The aroma of sugar and coffee made Lori’s stomach tighten with nausea as she entered the café and searched for Mel. Lori spotted her sitting at a table studying her phone. She watched her for a moment, until the flood of warmth from seeing someone she used to love with all her heart passed, then she crossed the busy little café. “Hi.”

Mel’s head shot up, and then she stood. “Hi. Thanks for meeting me, Lori. I ordered you a latte, the way you used to like. I hope that’s okay?” Mel held out a hand toward the chair across from hers.

“Thank you,” Lori said as she took a seat. She hadn’t noticed how much weight Mel had lost in the dark bistro when they’d run into each other before. And she’d aged a lot in the past two years. Hell, maybe Lori had aged that much too.

Mel sat too and then jumped right in. “First and foremost, I need to apologize to you, Lori. I am truly sick about what I did, and there was no excuse for it.” Mel huffed out a breath. “So, where to start, right?”

At least Mel was owning her actions. “We could just cut straight to that night.” And maybe get the meeting over with sooner. Lori’s stomach wasn’t feeling all that great all of a sudden.

Mel shook her head. “No. This started long before that.”

“What do you mean?” Lori’s heart banged double-time. Please don’t let Mel say that she and Joe had been having an affair for years. She didn’t know if she could take knowing that.

“It starts way back when Joe’s family moved into the house next to mine. It was the day I fell instantly in love with him, but he’d barely noticed me. Until my dad died, and because he was brought up by a single mom too, he started to come around more. To ask how I was. We had a special, private bond over our fathers we never told anyone else about.”

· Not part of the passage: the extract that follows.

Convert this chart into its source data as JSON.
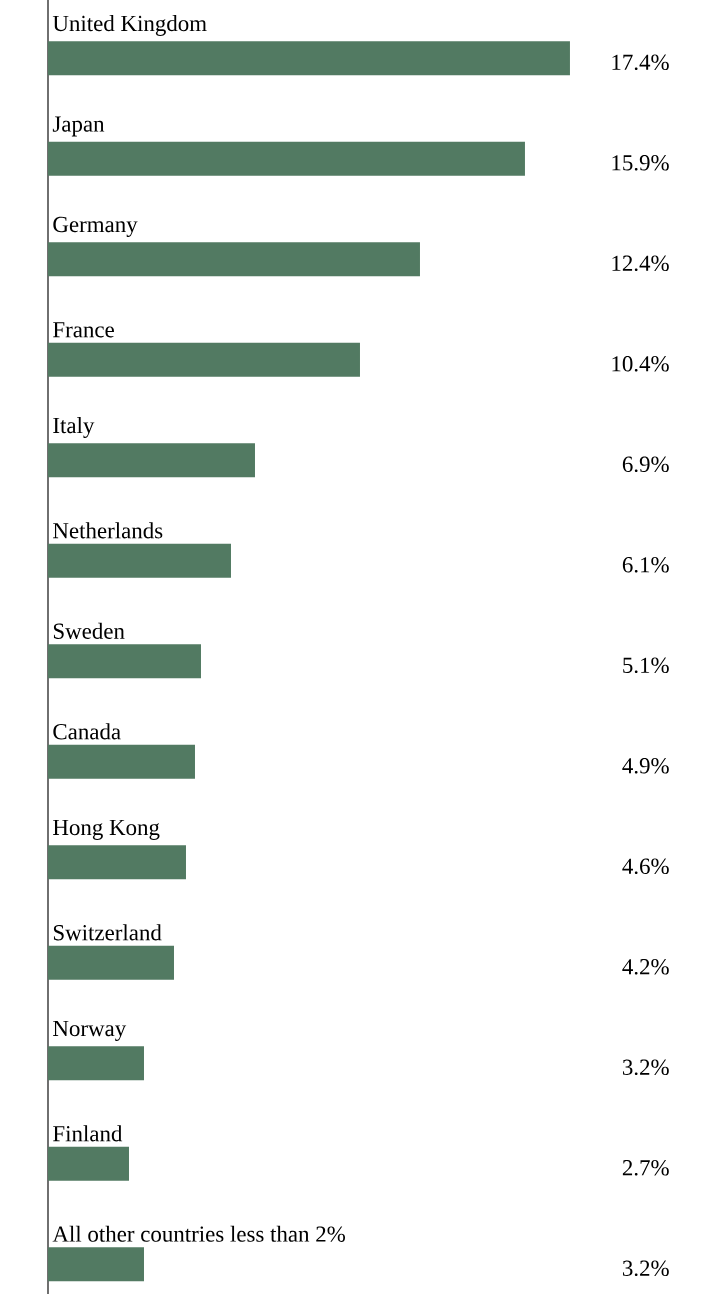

“That was when you guys were about fifteen, right? Why didn’t you ever tell me about that bond?” She and Mel had been best friends. They told each other everything.

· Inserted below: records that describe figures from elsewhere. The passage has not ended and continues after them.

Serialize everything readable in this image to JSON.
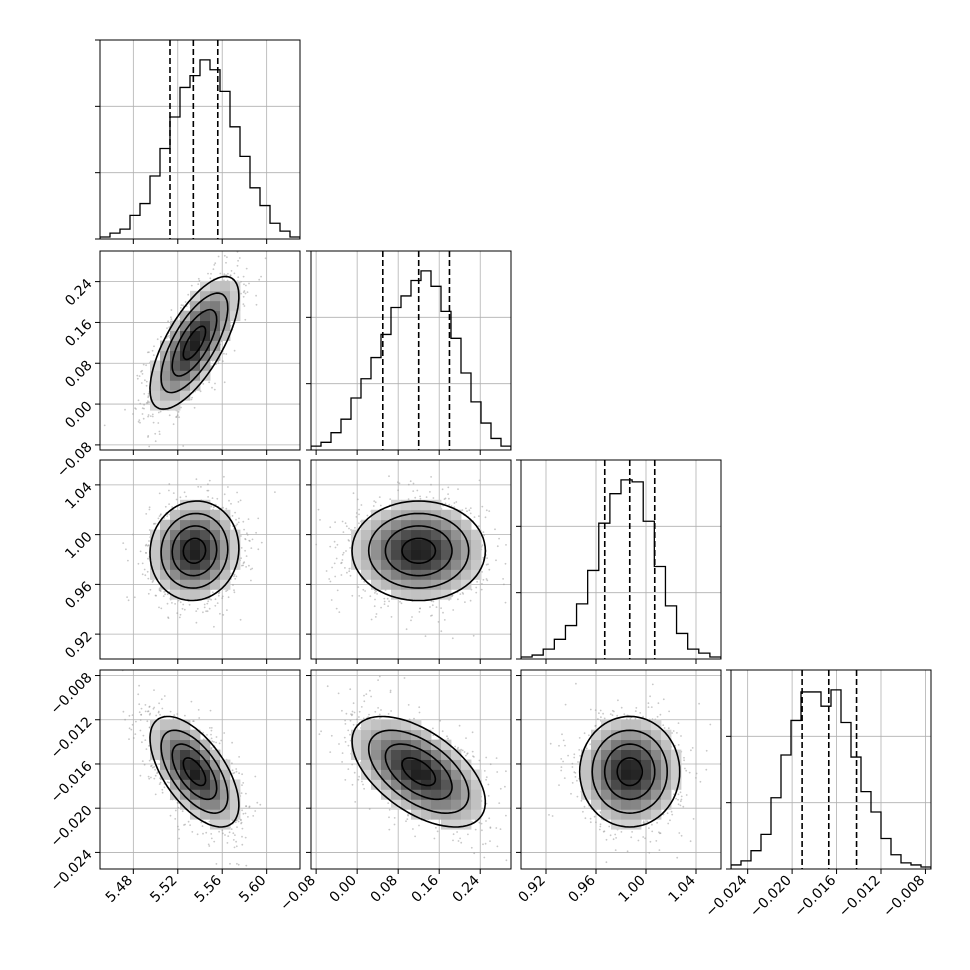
{
  "chart_data": {
    "type": "corner",
    "title": "",
    "n_params": 4,
    "params": [
      {
        "name": "",
        "range": [
          5.45,
          5.63
        ],
        "ticks": [
          5.48,
          5.52,
          5.56,
          5.6
        ],
        "tick_labels": [
          "5.48",
          "5.52",
          "5.56",
          "5.60"
        ],
        "quantiles": [
          5.513,
          5.534,
          5.556
        ],
        "mean": 5.535,
        "sd": 0.02,
        "hist_counts": [
          0.01,
          0.03,
          0.05,
          0.12,
          0.18,
          0.32,
          0.46,
          0.62,
          0.77,
          0.83,
          0.91,
          0.86,
          0.75,
          0.57,
          0.42,
          0.26,
          0.17,
          0.08,
          0.04,
          0.01
        ]
      },
      {
        "name": "",
        "range": [
          -0.09,
          0.3
        ],
        "ticks": [
          -0.08,
          0.0,
          0.08,
          0.16,
          0.24
        ],
        "tick_labels": [
          "−0.08",
          "0.00",
          "0.08",
          "0.16",
          "0.24"
        ],
        "quantiles": [
          0.05,
          0.12,
          0.18
        ],
        "mean": 0.12,
        "sd": 0.065,
        "hist_counts": [
          0.02,
          0.04,
          0.09,
          0.16,
          0.27,
          0.37,
          0.48,
          0.6,
          0.74,
          0.8,
          0.88,
          0.93,
          0.85,
          0.72,
          0.58,
          0.4,
          0.25,
          0.14,
          0.06,
          0.02
        ]
      },
      {
        "name": "",
        "range": [
          0.9,
          1.06
        ],
        "ticks": [
          0.92,
          0.96,
          1.0,
          1.04
        ],
        "tick_labels": [
          "0.92",
          "0.96",
          "1.00",
          "1.04"
        ],
        "quantiles": [
          0.967,
          0.987,
          1.007
        ],
        "mean": 0.987,
        "sd": 0.02,
        "hist_counts": [
          0.01,
          0.02,
          0.05,
          0.1,
          0.17,
          0.28,
          0.45,
          0.69,
          0.84,
          0.91,
          0.9,
          0.7,
          0.47,
          0.27,
          0.13,
          0.05,
          0.03,
          0.01
        ]
      },
      {
        "name": "",
        "range": [
          -0.0255,
          -0.0075
        ],
        "ticks": [
          -0.024,
          -0.02,
          -0.016,
          -0.012,
          -0.008
        ],
        "tick_labels": [
          "−0.024",
          "−0.020",
          "−0.016",
          "−0.012",
          "−0.008"
        ],
        "quantiles": [
          -0.0191,
          -0.0167,
          -0.0142
        ],
        "mean": -0.0167,
        "sd": 0.0025,
        "hist_counts": [
          0.02,
          0.04,
          0.09,
          0.17,
          0.35,
          0.56,
          0.73,
          0.87,
          0.87,
          0.8,
          0.88,
          0.72,
          0.55,
          0.38,
          0.28,
          0.15,
          0.07,
          0.03,
          0.02,
          0.01
        ]
      }
    ],
    "correlations": [
      [
        1.0,
        0.7,
        0.05,
        -0.6
      ],
      [
        0.7,
        1.0,
        0.0,
        -0.55
      ],
      [
        0.05,
        0.0,
        1.0,
        0.0
      ],
      [
        -0.6,
        -0.55,
        0.0,
        1.0
      ]
    ],
    "contour_levels_sigma": [
      0.5,
      1.0,
      1.5,
      2.0
    ],
    "grid": true,
    "legend": "none"
  }
}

Their coffee arrived, so Mel thanked the server and then waited until she was gone. “Because he told me the first day of school when I’d just met him, and we were walking home from the bus stop, that he’d met the girl he was going to marry one day. Said she was the prettiest girl he’d ever seen, and on top of it, she was the sweetest. Her name was Lori Caldwell and did I know her?”

“He told me that years later.” Lori’s eyes stung with tears over the sweet memory. “I’d forgotten that.”

“I knew I couldn’t ever tell Joe how I felt about him after that. He’d always said you and he were meant to be because what were the chances that he’d move next door to Lori’s best friend?”